In April we posted about a pending Title IX case against Arizona State stemming from a rape committed by a football player, Darnel Henderson, against another student. The plaintiff, identified only as J.K., sued ASU, alleging that in light of university officials' actual knowledge of prior instances of sexual harassment committed by Henderson, they acted unlawfully with deliberate indifference in failing to supervise him or take other corrective action that would have prevented his act of rape against her.

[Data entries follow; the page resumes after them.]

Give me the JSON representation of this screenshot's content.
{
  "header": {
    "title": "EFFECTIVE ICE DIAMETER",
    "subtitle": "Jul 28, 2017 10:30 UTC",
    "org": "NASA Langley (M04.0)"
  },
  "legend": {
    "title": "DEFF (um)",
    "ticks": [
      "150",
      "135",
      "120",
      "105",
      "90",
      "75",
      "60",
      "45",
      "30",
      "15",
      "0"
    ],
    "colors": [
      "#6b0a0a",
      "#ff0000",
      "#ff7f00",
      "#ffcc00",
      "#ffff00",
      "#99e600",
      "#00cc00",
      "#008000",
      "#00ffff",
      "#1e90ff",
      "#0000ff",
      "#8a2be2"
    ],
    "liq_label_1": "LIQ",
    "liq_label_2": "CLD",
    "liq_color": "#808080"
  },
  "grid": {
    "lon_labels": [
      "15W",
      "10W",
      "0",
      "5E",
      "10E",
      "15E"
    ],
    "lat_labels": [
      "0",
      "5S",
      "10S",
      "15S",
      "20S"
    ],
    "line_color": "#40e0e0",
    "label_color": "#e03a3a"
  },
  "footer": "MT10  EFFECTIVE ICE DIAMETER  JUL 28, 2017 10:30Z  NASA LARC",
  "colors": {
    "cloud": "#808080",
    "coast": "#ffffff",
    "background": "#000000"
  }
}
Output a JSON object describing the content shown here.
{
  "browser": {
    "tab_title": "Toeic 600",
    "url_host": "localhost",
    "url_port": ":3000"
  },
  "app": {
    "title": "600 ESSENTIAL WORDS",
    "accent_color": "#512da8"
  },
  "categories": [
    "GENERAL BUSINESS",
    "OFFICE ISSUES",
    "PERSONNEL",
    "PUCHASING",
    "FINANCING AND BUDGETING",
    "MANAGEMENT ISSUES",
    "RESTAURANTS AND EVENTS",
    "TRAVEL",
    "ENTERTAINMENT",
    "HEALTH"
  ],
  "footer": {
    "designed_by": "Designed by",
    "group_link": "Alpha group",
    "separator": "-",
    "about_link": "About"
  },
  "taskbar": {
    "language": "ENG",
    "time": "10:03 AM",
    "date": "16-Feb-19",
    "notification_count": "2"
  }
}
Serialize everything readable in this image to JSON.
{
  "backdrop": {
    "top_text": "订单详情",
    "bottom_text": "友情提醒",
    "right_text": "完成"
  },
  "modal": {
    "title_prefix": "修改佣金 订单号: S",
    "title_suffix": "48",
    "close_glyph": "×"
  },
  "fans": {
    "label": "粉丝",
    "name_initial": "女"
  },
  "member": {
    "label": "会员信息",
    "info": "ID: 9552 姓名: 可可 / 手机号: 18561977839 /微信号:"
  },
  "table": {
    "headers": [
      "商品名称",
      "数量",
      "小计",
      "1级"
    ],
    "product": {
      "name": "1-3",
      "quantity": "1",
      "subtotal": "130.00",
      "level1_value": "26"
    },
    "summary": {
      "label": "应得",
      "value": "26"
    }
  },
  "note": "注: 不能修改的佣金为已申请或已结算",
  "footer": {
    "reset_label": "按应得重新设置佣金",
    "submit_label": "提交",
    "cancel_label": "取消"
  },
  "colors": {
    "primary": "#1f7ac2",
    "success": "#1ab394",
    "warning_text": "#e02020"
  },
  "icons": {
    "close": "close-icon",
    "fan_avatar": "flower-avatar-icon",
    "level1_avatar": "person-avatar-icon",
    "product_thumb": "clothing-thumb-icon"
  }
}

Specifically, Henderson had been kicked out the Summer Bridge program (a transition program for incoming freshmen) for committing various acts of sexual harassment and other behavior problems. His behavior was so threatening to female residence hall staff members in Henderson's dorm that one actually resigned her position and another moved out on his account. Even though Henderson was expelled from the summer program, he was allowed to return to ASU as a student that fall and to join the ASU football team thanks to the intervention of the football coach, Dirk Koetter. Moreover, due to Koetter's policy that players live in on-campus housing, Henderson was assigned to the same dorm from which he had been expelled earier that summer. Notwithstanding subsequent instances of of behavior problems, Henderson receievd "no special supervision, monitoring, mentoring, counseling or guidance; a zero-tolerance plan [that had been promised by Koetter] was never implemented." In the spring of his freshman year, Henderson raped plaintiff J.K., who lived in the same dorm. Though criminal charges were not brought, ASU's internal investigation concluded that it was "more likely than not" that Henderson assaulted J.K.
In considering ASU's motion for summary judgment of J.K.'s claim that it violated Title IX, the federal district court rejected ASU's argument that it responded reasonably to Henderson's disruptive, sexually harassing behavior in the summer program. Even though Henderson was kicked out of the summer program, his expulsion was not reported to the Judicial Affairs Board as required, his return to ASU and to the football team was facilitated by the football coach, he was allowed to live in the dorms without supervision, and he was not disciplined by the football coach with a "three strikes" policy, as the coach had promised in securing Henderson's reentry to ASU. This response, said the court, is not clearly unreasonable as a matter of law, and thus J.K.'s case should proceed to trial.
The court also denied the football coach Dirk Koetter's motion for summary judgment, leaving open the possibility that a jury could find him liable to J.K. for his failure to discipline a player with known behavior problems as he had promised.
Decision is: J.K. v. Arizona Board of Regents, 2008 WL 4446712 (D. Ariz. Sept. 30, 2008).